Dan kini lewat Madre, yang langsung mengingatkan
saya akan Filkop, pengemasannya mirip, lagi-lagi cerdas dan bernas dalam
bercerita. Madre tak hanya mau bercerita tentang usaha sejumlah tokoh untuk
menghidupkan lagi sebuah usaha pembuatan roti yang sempat mati suri berkat
masih tersimpannya warisan adonan biang roti selama puluhan tahun, tapi Dee
juga menampilkan dengan baik karakter dari setiap tokoh yang merepresentasikan
sejumlah perbedaan baik suku, agama, budaya,
gaya hidup, kelas sosial, dsb seperti juga keragaman yg ada di Filkop
atau misalanya di Supernova. Dee mau menunjukan bahwa dengan berbeda bukan
berarti menjadi masalah tapi malah bisa menjadi keuntungan tersendiri karena
semua orang mau berjuang bersama demi kesejahteraan.

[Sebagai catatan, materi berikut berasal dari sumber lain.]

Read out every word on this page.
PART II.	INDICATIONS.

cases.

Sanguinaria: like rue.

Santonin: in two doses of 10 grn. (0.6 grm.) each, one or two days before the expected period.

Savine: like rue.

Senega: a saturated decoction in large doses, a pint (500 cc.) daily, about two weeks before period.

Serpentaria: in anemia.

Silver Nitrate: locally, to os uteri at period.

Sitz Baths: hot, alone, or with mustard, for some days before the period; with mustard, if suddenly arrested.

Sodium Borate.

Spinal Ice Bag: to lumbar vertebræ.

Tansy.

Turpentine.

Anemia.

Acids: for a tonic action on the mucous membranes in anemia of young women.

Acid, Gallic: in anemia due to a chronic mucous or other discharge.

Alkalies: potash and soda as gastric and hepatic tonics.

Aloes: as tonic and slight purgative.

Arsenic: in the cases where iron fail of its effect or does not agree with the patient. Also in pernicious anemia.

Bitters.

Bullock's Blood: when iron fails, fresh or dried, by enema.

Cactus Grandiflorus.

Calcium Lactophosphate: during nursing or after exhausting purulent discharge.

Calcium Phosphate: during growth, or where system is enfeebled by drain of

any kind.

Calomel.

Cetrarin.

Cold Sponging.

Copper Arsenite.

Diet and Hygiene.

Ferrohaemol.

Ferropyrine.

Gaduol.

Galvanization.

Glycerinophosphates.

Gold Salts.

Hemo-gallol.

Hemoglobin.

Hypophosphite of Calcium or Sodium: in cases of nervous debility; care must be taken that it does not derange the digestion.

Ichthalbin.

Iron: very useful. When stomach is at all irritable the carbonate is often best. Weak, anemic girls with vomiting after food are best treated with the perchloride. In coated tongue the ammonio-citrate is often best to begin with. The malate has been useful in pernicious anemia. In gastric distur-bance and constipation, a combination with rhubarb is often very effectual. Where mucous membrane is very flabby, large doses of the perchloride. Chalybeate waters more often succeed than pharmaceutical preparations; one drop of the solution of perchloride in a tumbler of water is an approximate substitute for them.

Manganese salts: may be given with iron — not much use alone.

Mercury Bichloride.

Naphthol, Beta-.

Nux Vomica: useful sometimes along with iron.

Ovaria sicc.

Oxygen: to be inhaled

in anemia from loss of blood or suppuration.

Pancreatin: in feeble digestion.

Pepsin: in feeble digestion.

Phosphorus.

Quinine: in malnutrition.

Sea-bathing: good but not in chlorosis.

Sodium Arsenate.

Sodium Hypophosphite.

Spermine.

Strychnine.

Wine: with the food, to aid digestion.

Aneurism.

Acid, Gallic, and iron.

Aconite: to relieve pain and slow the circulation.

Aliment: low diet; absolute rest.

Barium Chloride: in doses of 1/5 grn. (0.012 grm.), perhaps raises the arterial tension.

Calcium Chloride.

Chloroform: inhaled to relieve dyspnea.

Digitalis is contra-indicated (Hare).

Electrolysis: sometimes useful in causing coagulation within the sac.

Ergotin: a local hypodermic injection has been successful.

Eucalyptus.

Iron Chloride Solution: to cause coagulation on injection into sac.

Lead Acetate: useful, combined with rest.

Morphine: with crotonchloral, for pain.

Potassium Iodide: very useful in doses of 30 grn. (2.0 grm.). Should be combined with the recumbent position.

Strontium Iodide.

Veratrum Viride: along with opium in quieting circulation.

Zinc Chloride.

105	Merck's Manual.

Suatu harmoni yang diciptakan dengan sangat
baik dan mulia misinya, misalnya tentang pendiri Tan De Bakker, Tan Sin Gie,
yang keturunan Cina menikah dengan wanita keturunan India, lantas anaknya
menikah dengan orang Manado dan punya cucu, Tansen, yang jatuh cinta dengan
gadis keturunan Cina pula. Disisi lain pemilik Tan De Bakker pun mempekerjakan
lima karyawan paling setia yg juga merepresentasikan mereka datang dari latar
belakang berbeda (jika dilihat dari namanya) ada bu Cory, pak Hadi, bu Dedeh, bu
Sum dan Pak Joko. Meski tidak eksplisit digambarkan, namun saya duga dari
namanya saja bahwa paling gak ada orang Jawa dan Sunda disitu, dan bu Cory
mungkin Kristen. Atau pak Tan tua kayaknya beraliran Kong Hu Cu dengan istrinya
yang dari Lahore itu pasti Hindu. Maka secara keseluruhan Madre adalah
Indonesia itu sendiri. Beragama warna.
Seperti kata Sitok Srengenge, menghargai
keragaman dan menghormati perbedaan adalah keniscayaan yang berakar kuat dalam
ranah sejarah, bisa menjadi modal amat berharga bagi upaya perwujudan hidup
yang kaya dan indah.
Sangat pas untuk menggetarkan kembali, saya
rasa, semangat kebersamaan dalama keberagamaman Bangsa Indonesia. Bagaimana
meski berbeda suku, agama, juga rentang usia namun jika dikerjakan bersama dan
kreativitas penuh maka hasilnya toh akan baik. Misalnya, akhirnya Tan De Bakker
yang sempat mati suri dibangun kembali oleh Tansen sang generasi penerus
bersama Mei, kekasihnya, dengan manajemen baru tapi tak menghilangkan sama
sekali citarasa klasik dari roti-roti yang dicipkatan pak Tan tua. Bagaimana
kelima karyawan Tan de Bakker meski sudah sepuh tapi masih diminta untuk
membantu. Sungguh sebuah kreativitas dan kerjasama lintas generasi yang baik
demi kembali kokoh usaha tersebut.
Madre terdiri dari 13 karya cerpen dan prosa
pendek selama kurun waktu lima tahun terakhir. Temanya beragam, mulai dari
perjuangan menghidupkan kembali toko roti kuno, dilema antara cinta dan
persahabatan (cerpen Menunggu Layang-layang dan Guruji), dialog antara ibu dan
janin (Rimba Amniotik), reinkarnasi (Tanyaku Pad Bambu) hingga tema kemerdekaan
sejati (prosa pendek Percakapan Di Sebuah Jembatan).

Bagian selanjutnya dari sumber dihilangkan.